Commercial Real Estate & Advisory

Emerging Retail ‘Hoods

By Eric Marx | June 15, 2004

Retailers flocking to “in-between” neighborhoods and areas expanding their boundaries

In a city where the only constant is change, a diverse slew of up and coming blocks are transforming into swanky shopping destinations. Brokers describe the buzz as an exciting time for nation-wide high-end retailers, home furnishing stores and restaurant chains.
Retailers are filling into “in-between” areas to link disparate neighborhoods from the bottom of the Upper West Side to Canal Street.
“National retailers have finally realized the power of the city,” says Jeffrey Roseman, executive vice president at Newmark New Spectrum Retail.

The blurring and blending is obvious in the West 50s, where Times Square is now linking to Columbus Circle. Downtown, the West Village is hooking up with the Meat Packing District.

In other cases, retail areas are extending their reach. SoHo, for example, is moving further south to Canal Street. Park Avenue South is moving north, edging into Midtown.

At a time when no residential neighborhood is spurned, few retail neighborhoods are undesirable either.

“Every area is now viable in each market of the city,” says Roseman.

Tourists and shoppers heading to the Time Warner Center from Times Square will create new retail opportunities in the 40s and 50s along Broadway and Seventh Avenue, including at buildings like 1775 Broadway between 57th and 58th Streets, Roseman says. The Time Warner building itself has become the “50-yard line for retail,” Roseman says, with leases turning over on nearby Broadway for between $250 to $300 a square foot.

North of Columbus Circle, there’s a drop-off that may turn with the addition of a giant Bed Bath & Beyond at the corner of 64th Street and Broadway opposite Lincoln Center, says Karen Bellantoni, senior managing director at Robert K. Futterman & Associates.

But the long intersections at 65th and 70th Streets make the area difficult for pedestrians to navigate, which makes for a less than ideal retail climate, she says. Further up, Broadway in the high 60s and low 70s is largely settled, and many of the stores will not turn over any time soon.
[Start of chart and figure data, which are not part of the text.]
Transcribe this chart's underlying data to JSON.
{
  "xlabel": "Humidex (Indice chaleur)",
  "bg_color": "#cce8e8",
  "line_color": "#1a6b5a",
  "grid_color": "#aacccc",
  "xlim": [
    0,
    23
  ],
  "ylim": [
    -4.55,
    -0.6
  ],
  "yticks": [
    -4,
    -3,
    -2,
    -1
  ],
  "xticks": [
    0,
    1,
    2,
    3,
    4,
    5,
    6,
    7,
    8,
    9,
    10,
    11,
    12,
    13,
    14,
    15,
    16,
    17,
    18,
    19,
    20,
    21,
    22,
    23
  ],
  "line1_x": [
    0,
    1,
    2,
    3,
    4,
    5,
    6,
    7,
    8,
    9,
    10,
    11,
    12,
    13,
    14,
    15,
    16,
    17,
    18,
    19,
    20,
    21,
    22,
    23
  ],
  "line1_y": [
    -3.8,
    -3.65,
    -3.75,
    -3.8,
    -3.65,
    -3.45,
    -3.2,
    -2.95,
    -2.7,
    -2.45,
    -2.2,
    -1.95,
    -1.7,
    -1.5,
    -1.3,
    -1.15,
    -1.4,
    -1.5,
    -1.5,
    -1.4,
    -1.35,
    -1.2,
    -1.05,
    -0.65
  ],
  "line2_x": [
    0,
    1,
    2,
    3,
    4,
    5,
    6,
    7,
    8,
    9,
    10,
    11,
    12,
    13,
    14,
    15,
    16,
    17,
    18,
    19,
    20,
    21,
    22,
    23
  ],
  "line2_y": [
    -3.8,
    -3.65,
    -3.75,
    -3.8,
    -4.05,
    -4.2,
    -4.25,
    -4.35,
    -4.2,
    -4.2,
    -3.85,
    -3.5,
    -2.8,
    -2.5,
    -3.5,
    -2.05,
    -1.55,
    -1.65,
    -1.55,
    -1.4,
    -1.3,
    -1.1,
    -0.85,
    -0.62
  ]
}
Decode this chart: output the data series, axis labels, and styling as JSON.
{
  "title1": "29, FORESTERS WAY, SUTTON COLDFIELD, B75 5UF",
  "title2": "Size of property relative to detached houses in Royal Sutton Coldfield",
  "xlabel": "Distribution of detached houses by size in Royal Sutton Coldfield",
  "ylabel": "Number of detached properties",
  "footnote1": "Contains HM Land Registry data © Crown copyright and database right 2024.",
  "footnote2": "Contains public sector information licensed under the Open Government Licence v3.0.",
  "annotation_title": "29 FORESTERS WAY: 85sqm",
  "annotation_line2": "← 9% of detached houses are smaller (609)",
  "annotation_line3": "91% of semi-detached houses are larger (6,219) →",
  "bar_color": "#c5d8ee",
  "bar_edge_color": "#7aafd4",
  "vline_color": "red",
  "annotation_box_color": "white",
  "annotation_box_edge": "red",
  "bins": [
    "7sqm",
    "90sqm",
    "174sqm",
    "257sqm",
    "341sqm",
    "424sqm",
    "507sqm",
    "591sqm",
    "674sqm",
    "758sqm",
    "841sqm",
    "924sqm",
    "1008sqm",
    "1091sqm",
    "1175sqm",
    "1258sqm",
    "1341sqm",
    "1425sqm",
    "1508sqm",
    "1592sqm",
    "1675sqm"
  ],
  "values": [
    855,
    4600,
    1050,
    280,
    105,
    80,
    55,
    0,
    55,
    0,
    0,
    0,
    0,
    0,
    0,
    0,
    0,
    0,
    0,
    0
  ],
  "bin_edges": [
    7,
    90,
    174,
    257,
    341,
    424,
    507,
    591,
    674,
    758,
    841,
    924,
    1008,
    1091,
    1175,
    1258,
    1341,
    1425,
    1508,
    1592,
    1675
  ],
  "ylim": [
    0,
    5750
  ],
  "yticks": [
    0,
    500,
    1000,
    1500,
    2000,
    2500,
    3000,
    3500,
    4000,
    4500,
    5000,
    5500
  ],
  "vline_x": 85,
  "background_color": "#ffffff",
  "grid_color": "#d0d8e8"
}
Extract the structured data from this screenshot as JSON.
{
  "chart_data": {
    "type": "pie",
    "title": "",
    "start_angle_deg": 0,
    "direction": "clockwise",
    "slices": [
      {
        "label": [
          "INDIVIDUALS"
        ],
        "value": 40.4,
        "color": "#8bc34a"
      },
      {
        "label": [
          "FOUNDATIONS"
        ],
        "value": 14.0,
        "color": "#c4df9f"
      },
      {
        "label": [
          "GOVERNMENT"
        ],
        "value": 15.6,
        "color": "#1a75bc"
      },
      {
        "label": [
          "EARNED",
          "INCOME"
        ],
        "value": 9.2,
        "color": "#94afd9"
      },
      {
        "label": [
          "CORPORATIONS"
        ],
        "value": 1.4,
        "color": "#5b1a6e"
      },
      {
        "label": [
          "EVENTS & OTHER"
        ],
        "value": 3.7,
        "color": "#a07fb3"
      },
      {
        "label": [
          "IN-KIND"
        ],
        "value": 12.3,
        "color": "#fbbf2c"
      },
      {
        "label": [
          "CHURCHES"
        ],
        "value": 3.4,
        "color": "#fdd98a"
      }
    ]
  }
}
Along Park Avenue South, Roseman says he sees a push beyond the 23rd Street corridor into the mid- and high 20s — currently a no-man’s land of fast food joints and mom-and-pop shops, with the Sushi Samba and Dos Caminos restaurants pushing the boundary upwards.
Downtown, Bleecker Street in the West Village is to many minds the hottest retail area right now for cutting-edge fashion. “The quality of the tenants going there has jumped in the last few years and others have followed, creating a real movement,” says Bruce Sinder, president of Sinvin Realty. Both Marc Jacobs and Ralph Lauren have opened stores, with spaces in the area leasing at around $100 a square foot and in some cases going as high as $150 a square foot.

Sinder predicts that the Meat Packing District’s proximity will draw further attention to the area as shoppers and tourists discover the two locales in tandem.

“It’s smaller. It’s downtown. It’s hipper,” says Sinder, “and it’s going to spread to the West Village because with the high-end designers coming to Bleecker, younger designers are going to nearby streets.”

In SoHo, Sinder says there’s been a considerable turnaround, which he attributes to increased local and European tourists returning since Sept. 11 and landlords being more realistic with their prices. In northern SoHo, rents range from $150 to $200 a square foot, with rents below Spring in the south averaging between $75 and $100 a square foot. Sinder says he sees continued expansion below Spring and Broome as mainstream retailers begin to follow Bloomingdale’s and H&M’s lead.

On the other end of Broadway, Richard Hodos, president of Madison HGCD, says there’s reason to believe additional retail may sprout up out of the activity in Union Square and at the Broadway and Houston intersection. “It’s certainly on our radar screen,” Hodos says.
The Lower East Side is more of a question mark and yet national retailers might soon discover it, Hodos says. Clearer is the retail picture in the Financial District, where Hodos says there’s a “paradigm shift” in white-collar jobs moving to the west side, away from the South Street Seaport and Fulton Street.

Retailers are still waiting to see how the Fulton Street Transit Center and the World Financial Center development project play out, and yet the picture is coming into sharper focus, Hodos says. Just this month, Hodos put out an RFP for the Moran’s and Hudson River Club spaces in the Winter Garden atrium in Battery Park City and he says he’s confident he’ll be able to select from among some of the top restaurateurs in the country.